Head Line Peristiwa

Dewan Pers Indonesia Minta Polri Ungkap Peristiwa Pembunuhan Wartawan di Mamuju

Sejumlah petugas Kepolisian sedang melakukan Olah TKP di tempat kejadian perkara. 

Jakarta, gebraknusantara.co.id

Ketua Dewan Pers Indonesia Heince Mandagi menyampaikan rasa keprihatinannya terhadap peristiwa pembunuhan sadis yang dialami Demas Leira, wartawan media Online di Mamuju Tengah, Sulawesi Barat.

Sebelumnya, Demas Leira ditemukan terkapar di pinggir jalan oleh warga Dusun Salubijau, Kecamatan Karosa, Kabupaten Mamuju Tengah, Sulawesi Barat dalam kondisi tak bernyawa. Terdapat sejumlah luka tusuk di bagian ketiak sebelah kiri dan dada, Rabu (19/08/2020).

“Polisi harus segera mengungkap siapa pelaku pembunuhan sadis ini. Dan apa motif dibalik peristiwa tersebut. Kami menyerukan kepada seluruh Pimpinan Redaksi media apapun, agar sudi kiranya menugaskan wartawannya di Sulawesi Barat, untuk membantu polisi mengungkap siapa pelakunya, “ujar Mandagi melalui siaran Pers yang dikirim ke Redaksi Jumat (21/08/2020).

Petugas Kepolisian menemukan Dompet dan kartu pengenal korban bernama Deimas Leira.

Menurut Mandagie, Wartawan professional, biasanya memiliki kemampuan untuk melakukan investigasi kasus. Sehingga, sangat berpotensi untuk bisa membantu pihak kepolisian dalam menelusuri jejak kasus karya jurnalistik yang pernah dibuat oleh Demas Leira di dua media, Kabar Daerah.com dan  Indometro.id, tempatnya bekerja. Sebagaimana tertera pada ID Card yang dimiliki korban ketika ditemukan polisi saat olah TKP.

“Dewan Pers Indonesia berharap, insan Pers di Mamuju Tengah, termasuk Pimpinan Redaksi di tempat korban bekerja tidak hanya mengecam perbuatan pelaku pembunuhan. Tapi segera lah bertindak mencari semua informasi keterkaitan korban dengan peristiwa atau kasus yang pernah diliputnya.

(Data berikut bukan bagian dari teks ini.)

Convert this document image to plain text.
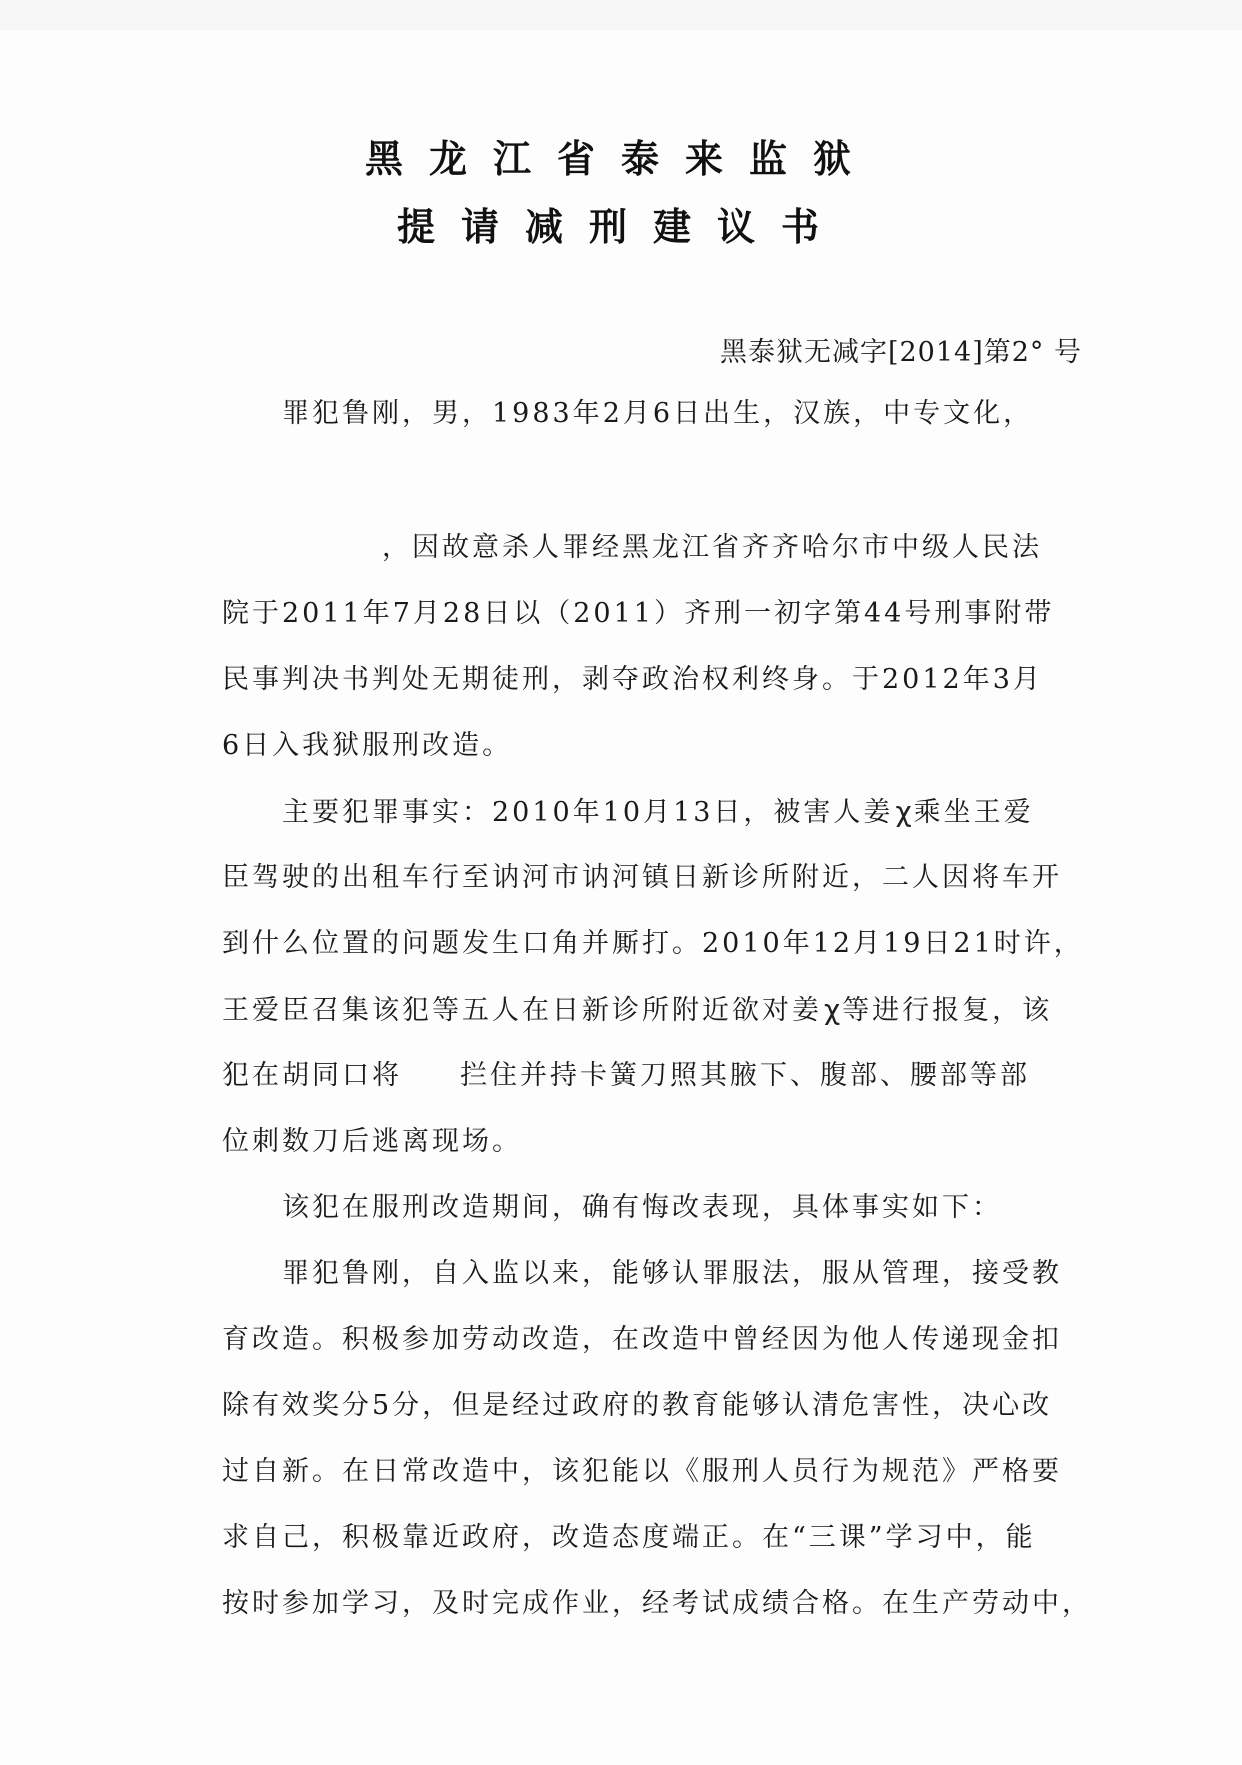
黑龙江省泰来监狱
提请减刑建议书
黑泰狱无减字[2014]第2° 号
罪犯鲁刚，男，1983年2月6日出生，汉族，中专文化，
，因故意杀人罪经黑龙江省齐齐哈尔市中级人民法
院于2011年7月28日以（2011）齐刑一初字第44号刑事附带
民事判决书判处无期徒刑，剥夺政治权利终身。于2012年3月
6日入我狱服刑改造。
主要犯罪事实：2010年10月13日，被害人姜χ乘坐王爱
臣驾驶的出租车行至讷河市讷河镇日新诊所附近，二人因将车开
到什么位置的问题发生口角并厮打。2010年12月19日21时许，
王爱臣召集该犯等五人在日新诊所附近欲对姜χ等进行报复，该
犯在胡同口将 拦住并持卡簧刀照其腋下、腹部、腰部等部
位刺数刀后逃离现场。
该犯在服刑改造期间，确有悔改表现，具体事实如下：
罪犯鲁刚，自入监以来，能够认罪服法，服从管理，接受教
育改造。积极参加劳动改造，在改造中曾经因为他人传递现金扣
除有效奖分5分，但是经过政府的教育能够认清危害性，决心改
过自新。在日常改造中，该犯能以《服刑人员行为规范》严格要
求自己，积极靠近政府，改造态度端正。在“三课”学习中，能
按时参加学习，及时完成作业，经考试成绩合格。在生产劳动中，
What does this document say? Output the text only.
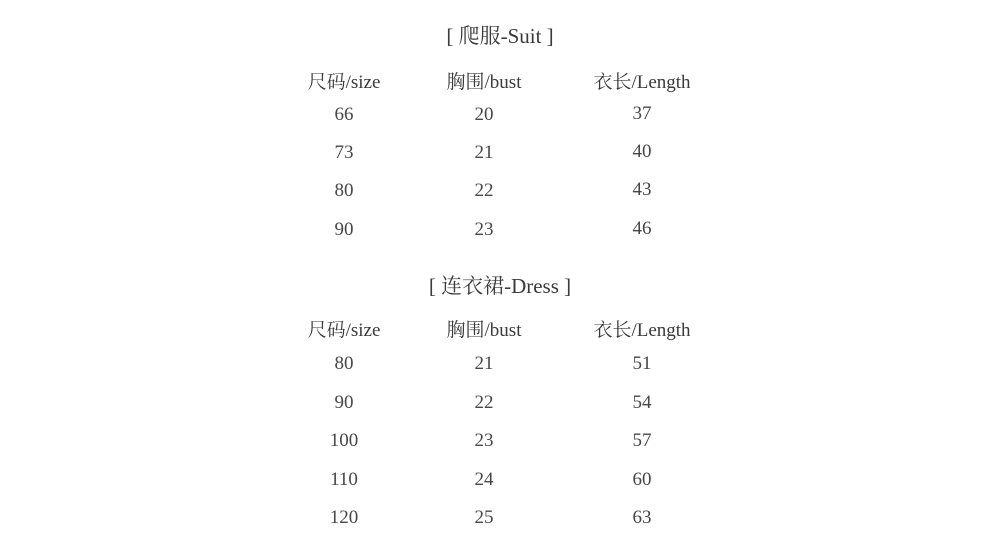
[ 爬服-Suit ]
尺码/size	胸围/bust	衣长/Length
66	20	37
73	21	40
80	22	43
90	23	46
[ 连衣裙-Dress ]
尺码/size	胸围/bust	衣长/Length
80	21	51
90	22	54
100	23	57
110	24	60
120	25	63
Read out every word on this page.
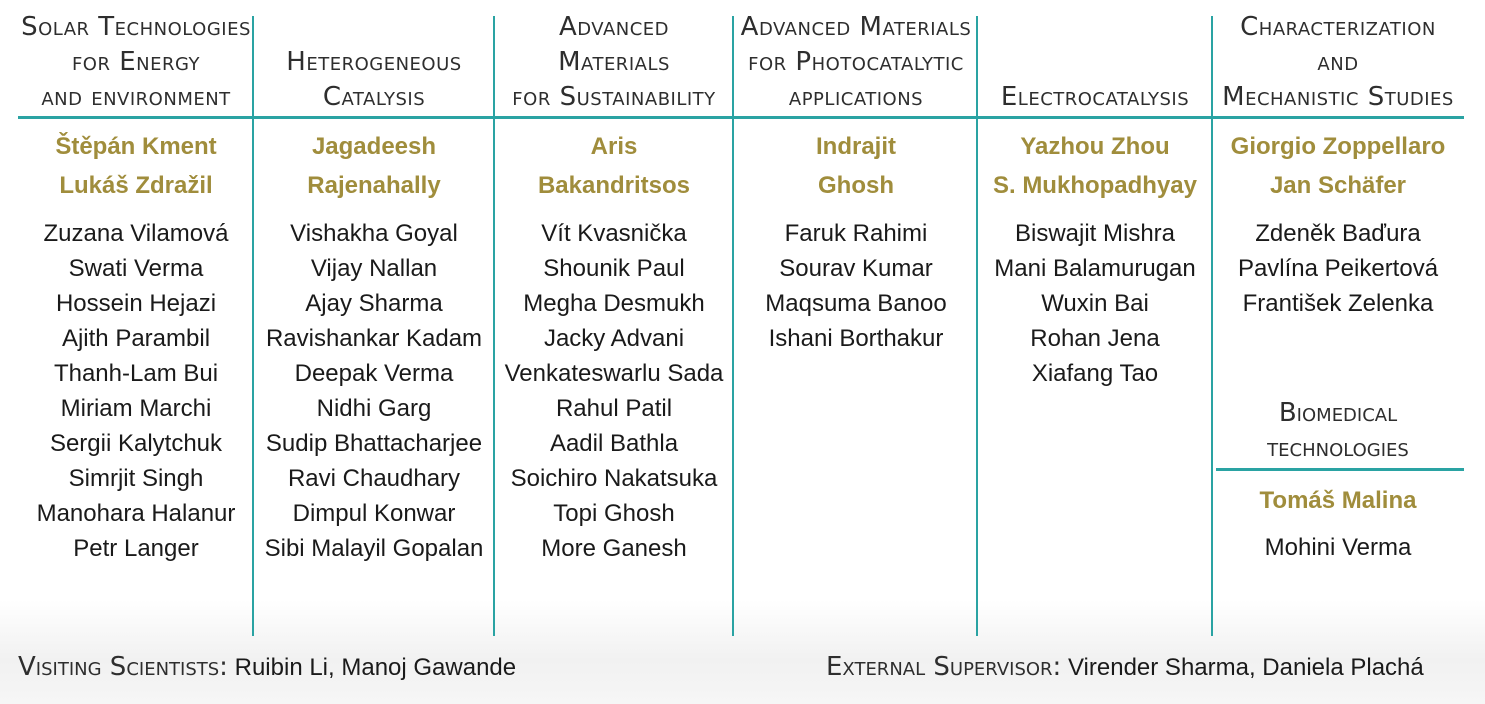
Solar Technologies
for Energy
and environment
Štěpán Kment
Lukáš Zdražil
Zuzana Vilamová
Swati Verma
Hossein Hejazi
Ajith Parambil
Thanh-Lam Bui
Miriam Marchi
Sergii Kalytchuk
Simrjit Singh
Manohara Halanur
Petr Langer
Heterogeneous
Catalysis
Jagadeesh
Rajenahally
Vishakha Goyal
Vijay Nallan
Ajay Sharma
Ravishankar Kadam
Deepak Verma
Nidhi Garg
Sudip Bhattacharjee
Ravi Chaudhary
Dimpul Konwar
Sibi Malayil Gopalan
Advanced
Materials
for Sustainability
Aris
Bakandritsos
Vít Kvasnička
Shounik Paul
Megha Desmukh
Jacky Advani
Venkateswarlu Sada
Rahul Patil
Aadil Bathla
Soichiro Nakatsuka
Topi Ghosh
More Ganesh
Advanced Materials
for Photocatalytic
applications
Indrajit
Ghosh
Faruk Rahimi
Sourav Kumar
Maqsuma Banoo
Ishani Borthakur
Electrocatalysis
Yazhou Zhou
S. Mukhopadhyay
Biswajit Mishra
Mani Balamurugan
Wuxin Bai
Rohan Jena
Xiafang Tao
Characterization
and
Mechanistic Studies
Giorgio Zoppellaro
Jan Schäfer
Zdeněk Baďura
Pavlína Peikertová
František Zelenka
Biomedical
technologies
Tomáš Malina
Mohini Verma
Visiting Scientists: Ruibin Li, Manoj Gawande	External Supervisor: Virender Sharma, Daniela Plachá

Untuk dijadikan sebagai bukti petunjuk kepada pihak polisi untuk memudahkan pengungkapan kasus ini. Dan segera menangkap pelakunya, “imbuhnya.

ID Card milik korban ditemukan di tempat kejadian perkara. 

Mandagi juga yakin, dengan kemampuan dan kecanggihan intelejen Polri, maka kasus ini akan bisa segera terungkap. Sehingga, motif pembunuhan bisa ikut terungkap termasuk dalang dari peristiwa ini.

Untuk menghindari kasus serupa terjadi kepada wartawan, Mandagi menghimbau agar setiap wartawan yang menulis berita soal kasus yang membongkar penyimpangan oknum tertentu, agar lebih waspada dan tidak beraktifitas di luar rumah sendirian. (***).